IBM is launching a free multiplayer online game that challenges teenagers to help save the planet “Helios” from ecological disaster.
The game is part of IBM’s TryScience initiative and will be launched at Engineer’s Week 2008 opening on February 16 in Washington, D.C.
The game, which can be played alone or together with othr gamers, features a planet in near ecological ruin where three exciting missions for solar, wind and water power must be solved before sandstorms, floods or SmogGobs thwart the rescue.
As co-chair of this year’s Engineer’s Week, an annual effort to promote engineering careers to students across the world, IBM devised the 3D virtual game to engage kids and educators in engineering, energy, and diversity awareness.

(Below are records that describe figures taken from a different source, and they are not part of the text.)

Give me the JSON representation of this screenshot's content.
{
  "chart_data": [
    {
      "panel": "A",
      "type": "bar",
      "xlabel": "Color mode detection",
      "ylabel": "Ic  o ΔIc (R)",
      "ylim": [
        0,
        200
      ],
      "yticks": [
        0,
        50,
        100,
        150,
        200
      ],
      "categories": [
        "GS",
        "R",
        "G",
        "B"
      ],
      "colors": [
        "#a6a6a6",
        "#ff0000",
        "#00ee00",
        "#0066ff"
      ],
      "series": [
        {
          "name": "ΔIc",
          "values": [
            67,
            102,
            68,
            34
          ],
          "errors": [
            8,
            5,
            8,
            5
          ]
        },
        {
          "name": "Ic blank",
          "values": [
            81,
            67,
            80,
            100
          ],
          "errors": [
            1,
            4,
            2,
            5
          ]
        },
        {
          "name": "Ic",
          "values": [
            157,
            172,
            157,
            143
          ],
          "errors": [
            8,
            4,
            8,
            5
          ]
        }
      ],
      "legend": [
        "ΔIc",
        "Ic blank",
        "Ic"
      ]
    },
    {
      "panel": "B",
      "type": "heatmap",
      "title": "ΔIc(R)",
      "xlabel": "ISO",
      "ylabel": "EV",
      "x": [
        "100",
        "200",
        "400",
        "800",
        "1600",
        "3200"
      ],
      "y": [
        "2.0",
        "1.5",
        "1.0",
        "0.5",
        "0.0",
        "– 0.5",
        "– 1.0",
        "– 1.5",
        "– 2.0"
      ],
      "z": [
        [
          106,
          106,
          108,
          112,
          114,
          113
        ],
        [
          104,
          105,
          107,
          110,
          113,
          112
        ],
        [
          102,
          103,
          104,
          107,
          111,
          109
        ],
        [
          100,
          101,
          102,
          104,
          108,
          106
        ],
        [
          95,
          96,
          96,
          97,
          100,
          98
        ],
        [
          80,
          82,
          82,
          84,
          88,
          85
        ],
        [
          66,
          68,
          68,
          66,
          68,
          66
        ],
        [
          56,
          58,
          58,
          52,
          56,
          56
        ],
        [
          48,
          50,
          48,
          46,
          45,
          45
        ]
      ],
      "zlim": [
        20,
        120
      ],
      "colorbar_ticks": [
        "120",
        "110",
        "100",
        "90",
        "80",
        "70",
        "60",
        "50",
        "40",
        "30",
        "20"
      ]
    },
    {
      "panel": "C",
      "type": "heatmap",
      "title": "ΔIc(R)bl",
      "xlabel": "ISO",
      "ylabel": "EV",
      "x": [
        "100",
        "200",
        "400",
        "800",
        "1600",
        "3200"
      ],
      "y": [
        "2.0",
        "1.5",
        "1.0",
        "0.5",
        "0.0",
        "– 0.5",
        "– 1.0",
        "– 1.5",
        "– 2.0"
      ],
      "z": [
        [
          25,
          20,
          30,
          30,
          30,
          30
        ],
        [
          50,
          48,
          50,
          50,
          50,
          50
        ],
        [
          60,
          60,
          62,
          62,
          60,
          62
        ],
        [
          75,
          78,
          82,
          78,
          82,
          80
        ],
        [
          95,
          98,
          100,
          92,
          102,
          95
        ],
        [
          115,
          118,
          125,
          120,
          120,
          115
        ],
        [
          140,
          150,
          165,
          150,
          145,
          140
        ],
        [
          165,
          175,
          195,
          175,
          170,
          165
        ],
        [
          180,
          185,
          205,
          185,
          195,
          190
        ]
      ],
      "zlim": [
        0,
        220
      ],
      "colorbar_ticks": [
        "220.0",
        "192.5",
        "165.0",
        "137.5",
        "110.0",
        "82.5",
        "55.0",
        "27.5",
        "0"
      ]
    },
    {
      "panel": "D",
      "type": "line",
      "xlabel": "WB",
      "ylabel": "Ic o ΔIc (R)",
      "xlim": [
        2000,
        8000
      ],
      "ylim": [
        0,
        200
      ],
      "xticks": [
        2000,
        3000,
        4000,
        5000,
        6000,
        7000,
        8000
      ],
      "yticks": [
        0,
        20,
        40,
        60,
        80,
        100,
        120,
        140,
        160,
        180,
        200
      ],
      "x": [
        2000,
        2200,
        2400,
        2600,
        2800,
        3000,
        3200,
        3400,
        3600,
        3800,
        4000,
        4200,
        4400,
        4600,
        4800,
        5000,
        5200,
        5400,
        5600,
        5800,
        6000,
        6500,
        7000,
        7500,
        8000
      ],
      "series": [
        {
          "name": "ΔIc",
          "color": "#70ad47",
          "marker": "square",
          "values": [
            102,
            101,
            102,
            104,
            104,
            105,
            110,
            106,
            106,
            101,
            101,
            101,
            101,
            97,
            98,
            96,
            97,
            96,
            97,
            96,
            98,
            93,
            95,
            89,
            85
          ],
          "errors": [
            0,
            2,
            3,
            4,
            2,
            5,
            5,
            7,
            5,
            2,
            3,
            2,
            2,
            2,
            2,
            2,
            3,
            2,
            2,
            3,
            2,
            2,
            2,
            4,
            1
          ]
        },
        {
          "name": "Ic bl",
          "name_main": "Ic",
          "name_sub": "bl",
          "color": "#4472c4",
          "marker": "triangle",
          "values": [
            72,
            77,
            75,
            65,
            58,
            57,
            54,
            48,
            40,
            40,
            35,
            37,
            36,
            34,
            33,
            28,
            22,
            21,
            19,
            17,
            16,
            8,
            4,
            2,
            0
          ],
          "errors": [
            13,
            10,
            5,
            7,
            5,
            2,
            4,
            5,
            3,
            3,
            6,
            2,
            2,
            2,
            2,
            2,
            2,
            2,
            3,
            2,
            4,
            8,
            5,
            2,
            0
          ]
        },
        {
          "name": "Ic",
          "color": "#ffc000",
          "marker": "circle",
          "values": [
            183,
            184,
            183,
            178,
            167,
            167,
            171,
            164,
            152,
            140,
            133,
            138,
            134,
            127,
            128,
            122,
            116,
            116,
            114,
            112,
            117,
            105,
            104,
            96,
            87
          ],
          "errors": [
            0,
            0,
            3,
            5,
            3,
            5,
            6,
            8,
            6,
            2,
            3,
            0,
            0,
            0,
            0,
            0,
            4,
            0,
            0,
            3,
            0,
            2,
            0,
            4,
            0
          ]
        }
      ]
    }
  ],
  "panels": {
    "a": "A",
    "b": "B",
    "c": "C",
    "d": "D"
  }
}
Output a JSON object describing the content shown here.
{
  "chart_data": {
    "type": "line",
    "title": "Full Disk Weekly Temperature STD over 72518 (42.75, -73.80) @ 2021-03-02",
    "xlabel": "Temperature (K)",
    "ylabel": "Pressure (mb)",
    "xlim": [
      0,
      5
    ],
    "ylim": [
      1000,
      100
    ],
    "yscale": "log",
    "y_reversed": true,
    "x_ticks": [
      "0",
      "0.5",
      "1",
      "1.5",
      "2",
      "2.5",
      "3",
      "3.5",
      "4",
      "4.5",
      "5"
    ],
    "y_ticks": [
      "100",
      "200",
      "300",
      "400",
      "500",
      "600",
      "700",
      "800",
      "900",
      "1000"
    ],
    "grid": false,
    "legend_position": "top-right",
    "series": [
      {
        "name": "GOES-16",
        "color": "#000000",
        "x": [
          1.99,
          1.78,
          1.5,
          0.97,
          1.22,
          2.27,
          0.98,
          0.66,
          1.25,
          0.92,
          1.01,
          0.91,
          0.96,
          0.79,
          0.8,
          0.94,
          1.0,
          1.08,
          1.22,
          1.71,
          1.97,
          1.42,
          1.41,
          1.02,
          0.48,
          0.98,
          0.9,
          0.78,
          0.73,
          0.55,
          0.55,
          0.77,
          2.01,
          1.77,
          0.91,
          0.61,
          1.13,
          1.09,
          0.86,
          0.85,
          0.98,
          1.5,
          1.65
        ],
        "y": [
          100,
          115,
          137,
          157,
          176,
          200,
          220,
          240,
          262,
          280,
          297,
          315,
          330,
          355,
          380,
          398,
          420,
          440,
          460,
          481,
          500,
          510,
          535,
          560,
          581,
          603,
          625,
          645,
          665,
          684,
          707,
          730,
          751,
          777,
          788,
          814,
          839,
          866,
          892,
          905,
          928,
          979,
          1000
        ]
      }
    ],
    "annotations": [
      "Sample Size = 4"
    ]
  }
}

Online video gaming is on the rise, with kids spending greater amounts of time online in fantasy play. PowerUp aims to use kids’ interest in fantasy virtual worlds to encourage them to learn about engineering principles by riding over rugged mountains in buggies to build solar towers or searching through grim junk yards to repair wind turbines.
They will also learn about energy conservation by the choices they make in completing their missions. The game also features non-player characters that represent a diverse cross section of the population, to be role models to encourage every young person to consider a career in engineering and they act as guides for the game.
“Learning through games and simulation is the way to engage tech-savy students today,” said Michael Mino, Director, Center for 21st Century Skills @ EDUCATION CONNECTION. “If we have any hope of saving the “real world from real problems,” we must embrace teaching students through computer games and virtual simulations.”
IBM innovators applied their knowledge in 3D and virtual worlds to develop the game in about 16 months. Nearly 200 teens in the Connecticut Innovation Academy served as advisors to IBM researchers during the game development. The TryScience team from the New York Hall of Science worked with The Tech Museum in San Jose, California and the Bakken Museum in Minneapolis, Minnesota on the activities and game content.